Seorang laki-laki berjambang tipis yang mengenakan chef jaket putih sedang sibuk memotong sayuran. Saat Ina melihatnya dari dekat, Chef Reynold memang punya aura yang memesona, wajar kalau banyak wanita yang klepek-klepek sama dia.
“Chef Reynold, gimana caranya iris timun setipis itu?” tanya Ina. Ia tak memerhatikan chef lain selain Chef Reynold.
“Yang jelas pisaunya harus tajem, terus harus punya skill memotong yang baik,” jawab Chef Reynold dengan senyuman manis yang menghiasi wajahnya.
“Terus, gimana cara plating yang keren kayak gini?” Ina menunjuk sebuah piring putih berisi pecel yang sudah naik kelas menjadi masakan bintang lima, lantaran posisi dan komposisinya ditata sedemikian rupa sehingga menghasilkan makanan yang indah dan mengundang selera.
“Caranya? Harus punya jiwa seni,” jawab Reynold santai sembari menaruh bumbu kacang di atas piring.
“Kalo gak punya?”
“Belajar, dong.”
“Ajarin!” seru Amy yang tiba-tiba muncul, Amy yang semula asyik melihat api menari-nari di atas sebuah frying pan tiba-tiba tertarik dengan perckapan Reynold dan Ina. Ina yang seharusnya menjawab pertanyaan Reynold kini melempar tatapan jijik kepada Amy.

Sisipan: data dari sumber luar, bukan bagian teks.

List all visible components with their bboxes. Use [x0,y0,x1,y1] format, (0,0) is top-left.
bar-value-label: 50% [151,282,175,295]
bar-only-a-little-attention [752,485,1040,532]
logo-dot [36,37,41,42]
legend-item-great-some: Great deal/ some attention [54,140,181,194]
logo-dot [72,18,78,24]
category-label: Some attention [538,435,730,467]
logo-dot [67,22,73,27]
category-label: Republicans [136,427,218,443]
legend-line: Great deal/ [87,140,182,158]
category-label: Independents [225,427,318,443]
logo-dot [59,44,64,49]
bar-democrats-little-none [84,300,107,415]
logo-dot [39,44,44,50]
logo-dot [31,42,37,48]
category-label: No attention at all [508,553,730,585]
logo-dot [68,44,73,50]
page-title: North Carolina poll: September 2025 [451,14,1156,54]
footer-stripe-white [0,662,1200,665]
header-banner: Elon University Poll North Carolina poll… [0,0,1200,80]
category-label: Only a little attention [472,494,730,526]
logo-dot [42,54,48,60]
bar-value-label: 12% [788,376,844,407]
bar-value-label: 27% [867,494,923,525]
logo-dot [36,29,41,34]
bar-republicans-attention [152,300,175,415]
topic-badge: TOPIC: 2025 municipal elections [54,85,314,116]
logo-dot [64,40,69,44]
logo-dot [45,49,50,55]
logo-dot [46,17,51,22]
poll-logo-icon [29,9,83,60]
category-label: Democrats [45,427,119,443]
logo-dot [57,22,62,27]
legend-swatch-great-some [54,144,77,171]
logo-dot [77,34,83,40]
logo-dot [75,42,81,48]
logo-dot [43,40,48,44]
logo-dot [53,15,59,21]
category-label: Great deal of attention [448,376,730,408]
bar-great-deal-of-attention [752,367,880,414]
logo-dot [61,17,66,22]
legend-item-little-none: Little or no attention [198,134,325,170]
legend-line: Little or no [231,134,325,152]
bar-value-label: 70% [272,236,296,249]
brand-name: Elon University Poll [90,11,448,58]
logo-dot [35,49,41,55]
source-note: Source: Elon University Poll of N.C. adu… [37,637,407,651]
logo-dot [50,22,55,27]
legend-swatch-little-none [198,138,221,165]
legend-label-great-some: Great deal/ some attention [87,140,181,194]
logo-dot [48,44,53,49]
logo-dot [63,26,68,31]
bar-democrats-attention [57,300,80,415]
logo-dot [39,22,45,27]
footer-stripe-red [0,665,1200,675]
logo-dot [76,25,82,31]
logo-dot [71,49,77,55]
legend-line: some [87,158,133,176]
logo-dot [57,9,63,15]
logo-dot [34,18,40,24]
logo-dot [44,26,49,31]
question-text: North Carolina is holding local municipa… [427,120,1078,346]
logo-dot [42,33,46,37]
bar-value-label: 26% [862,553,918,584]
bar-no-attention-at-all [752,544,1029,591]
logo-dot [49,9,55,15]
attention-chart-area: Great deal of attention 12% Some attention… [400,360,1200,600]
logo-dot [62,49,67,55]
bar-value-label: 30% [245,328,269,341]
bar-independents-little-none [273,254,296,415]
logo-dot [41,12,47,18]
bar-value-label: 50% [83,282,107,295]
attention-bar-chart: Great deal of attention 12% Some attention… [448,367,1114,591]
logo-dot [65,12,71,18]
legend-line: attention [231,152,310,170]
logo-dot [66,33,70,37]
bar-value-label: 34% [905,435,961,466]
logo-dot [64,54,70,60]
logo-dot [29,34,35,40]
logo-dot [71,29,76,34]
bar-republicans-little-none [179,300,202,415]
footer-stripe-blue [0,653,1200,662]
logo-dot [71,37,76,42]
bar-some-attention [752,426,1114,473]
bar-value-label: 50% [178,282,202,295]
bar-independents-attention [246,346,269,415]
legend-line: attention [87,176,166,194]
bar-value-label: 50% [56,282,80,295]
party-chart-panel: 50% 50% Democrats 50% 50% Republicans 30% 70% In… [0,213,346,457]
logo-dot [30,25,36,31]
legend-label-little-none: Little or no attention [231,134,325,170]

Bincang-bincang Ina bersama Chef Reynold terus berlanjut sampai Ina benar-benar puas dan tak ada pertanyaan lagi yang bercokol dalam kepalanya. Sampai semua pertanyaan selesai dijawab, sampai Chef Reynold tertawa mendengar pertanyaan-pertanyaan aneh dari mulut Amy, sampai Amy yang tak suka memasak tiba-tiba menjadi antusias membahas tentang cara memasak hidangan sate yang benar, sampai suasana bertambah ramai, Ina dan Amy pun dipanggil Seno untuk menemui tamu spesial malam ini.

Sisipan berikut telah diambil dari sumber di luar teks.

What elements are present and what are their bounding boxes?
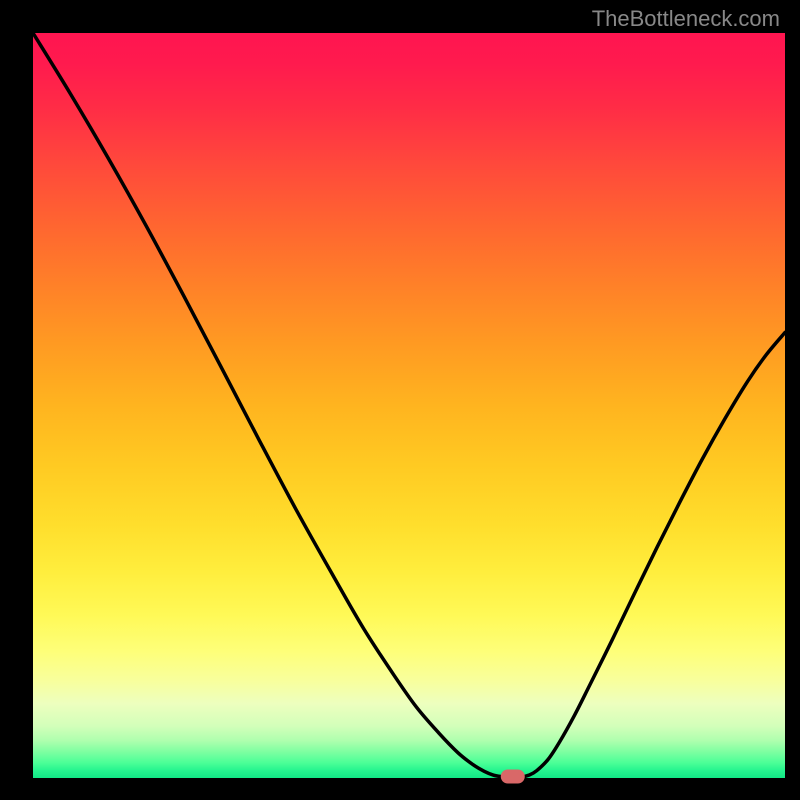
bottleneck-chart: TheBottleneck.com (0, 0, 800, 800)
optimal-marker (501, 770, 525, 784)
watermark-text: TheBottleneck.com (592, 6, 780, 32)
chart-svg (0, 0, 800, 800)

“Ini temen Papa, rekan kerja baru yang Papa ceritain kemarin.”
Ina dan Amy lantas menyalami seorang lelaki paruh baya yang beberapa bagian rambutnya sudah memutih.

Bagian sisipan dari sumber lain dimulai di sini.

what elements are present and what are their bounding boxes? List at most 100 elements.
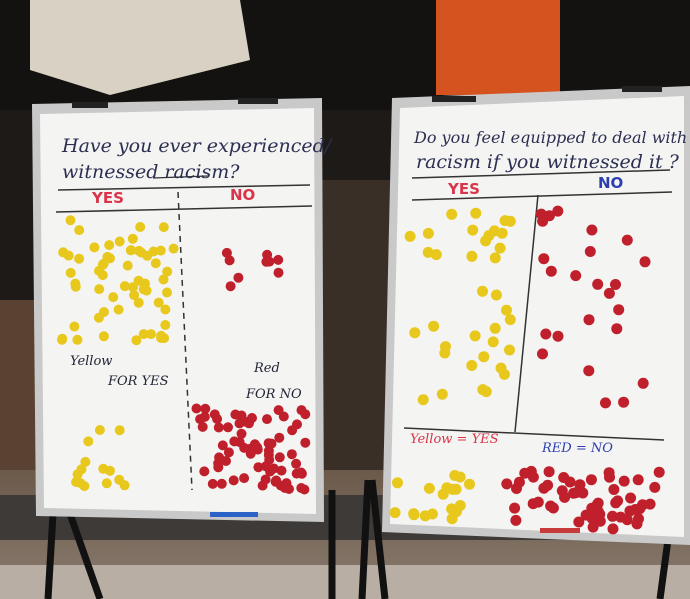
magnet-dot (229, 475, 239, 485)
magnet-dot (128, 234, 138, 244)
magnet-dot (622, 235, 633, 246)
magnet-dot (120, 480, 130, 490)
magnet-dot (418, 394, 429, 405)
magnet-dot (637, 499, 648, 510)
magnet-dot (70, 279, 80, 289)
magnet-dot (441, 482, 452, 493)
magnet-dot (405, 231, 416, 242)
magnet-dot (99, 307, 109, 317)
magnet-dot (608, 523, 619, 534)
magnet-dot (221, 456, 231, 466)
magnet-dot (89, 242, 99, 252)
magnet-dot (593, 506, 604, 517)
magnet-dot (247, 413, 257, 423)
question-line: Have you ever experienced/ (61, 135, 333, 157)
magnet-dot (74, 225, 84, 235)
question-line: Do you feel equipped to deal with (413, 128, 687, 147)
magnet-dot (134, 246, 144, 256)
magnet-dot (504, 345, 515, 356)
magnet-dot (261, 257, 271, 267)
magnet-dot (428, 321, 439, 332)
legend-text: Yellow (70, 354, 112, 369)
magnet-dot (105, 466, 115, 476)
magnet-dot (481, 386, 492, 397)
legend-text: FOR NO (245, 387, 302, 402)
magnet-dot (192, 404, 202, 414)
magnet-dot (66, 215, 76, 225)
magnet-dot (275, 452, 285, 462)
magnet-dot (619, 476, 630, 487)
magnet-dot (287, 425, 297, 435)
magnet-dot (490, 252, 501, 263)
magnet-dot (537, 348, 548, 359)
magnet-dot (409, 327, 420, 338)
magnet-dot (633, 474, 644, 485)
magnet-dot (77, 464, 87, 474)
magnet-dot (239, 443, 249, 453)
magnet-dot (409, 509, 420, 520)
magnet-dot (94, 284, 104, 294)
magnet-dot (488, 336, 499, 347)
magnet-dot (538, 253, 549, 264)
magnet-dot (131, 335, 141, 345)
magnet-dot (279, 412, 289, 422)
magnet-dot (510, 515, 521, 526)
magnet-dot (583, 365, 594, 376)
magnet-dot (156, 333, 166, 343)
magnet-dot (533, 497, 544, 508)
magnet-dot (610, 279, 621, 290)
magnet-dot (511, 483, 522, 494)
magnet-dot (439, 348, 450, 359)
magnet-dot (654, 467, 665, 478)
magnet-dot (600, 397, 611, 408)
magnet-dot (501, 305, 512, 316)
magnet-dot (273, 255, 283, 265)
magnet-dot (102, 478, 112, 488)
magnet-dot (214, 423, 224, 433)
magnet-dot (115, 237, 125, 247)
magnet-dot (233, 273, 243, 283)
magnet-dot (261, 461, 271, 471)
photo: Have you ever experienced/ witnessed rac… (0, 0, 690, 599)
magnet-dot (135, 222, 145, 232)
magnet-dot (618, 397, 629, 408)
magnet-dot (222, 248, 232, 258)
magnet-dot (229, 436, 239, 446)
magnet-dot (586, 225, 597, 236)
magnet-dot (464, 479, 475, 490)
magnet-dot (573, 517, 584, 528)
magnet-dot (74, 254, 84, 264)
magnet-dot (223, 422, 233, 432)
magnet-dot (548, 503, 559, 514)
magnet-dot (274, 268, 284, 278)
magnet-dot (390, 507, 401, 518)
column-header: YES (91, 189, 124, 207)
magnet-dot (108, 292, 118, 302)
magnet-dot (154, 298, 164, 308)
magnet-dot (611, 323, 622, 334)
magnet-dot (625, 493, 636, 504)
magnet-dot (114, 305, 124, 315)
magnet-dot (437, 389, 448, 400)
magnet-dot (156, 246, 166, 256)
magnet-dot (495, 243, 506, 254)
magnet-dot (612, 495, 623, 506)
magnet-dot (218, 440, 228, 450)
magnet-dot (162, 288, 172, 298)
magnet-dot (570, 270, 581, 281)
magnet-dot (102, 252, 112, 262)
magnet-dot (235, 418, 245, 428)
magnet-dot (271, 476, 281, 486)
magnet-dot (571, 487, 582, 498)
magnet-dot (57, 334, 67, 344)
magnet-dot (640, 256, 651, 267)
magnet-dot (489, 225, 500, 236)
magnet-dot (284, 484, 294, 494)
magnet-dot (615, 512, 626, 523)
column-header: NO (230, 186, 255, 204)
column-header: NO (598, 174, 623, 192)
magnet-dot (162, 267, 172, 277)
magnet-dot (565, 477, 576, 488)
magnet-dot (477, 286, 488, 297)
question-line: witnessed racism? (62, 161, 240, 183)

“Halo ... wah cantik-cantik, ya,” puji lelaki itu. Amy tersipu malu.
Rekan kerja baru? Seingat Ina yang diceritakan Papa mengenai rekan kerja baru adalah seorang teman lamanya yang sangat angkuh dan tak punya malu. Seno memberitahu kalau nama lelaki itu adalah Guntur.
“Dan ... Ini, anak saya.” Pak Guntur menunjuk seorang lelaki muda yang berdiri di sampingnya. Lelaki itu tubuhnya tinggi dengan postur yang ideal. Kemeja Batik Brown Songket yang dikenakannya melebur apik dengan kulit putihnya, didukung dengan rambut bergaya pompadour plus kumis tipis yang menghiasi wajah membuat penampilannya terlihat sempurna.
“Ina.”
“Piyan,” balas cowok itu sambil bersalaman. Ia tak membalasi senyum yang diberikan Ina.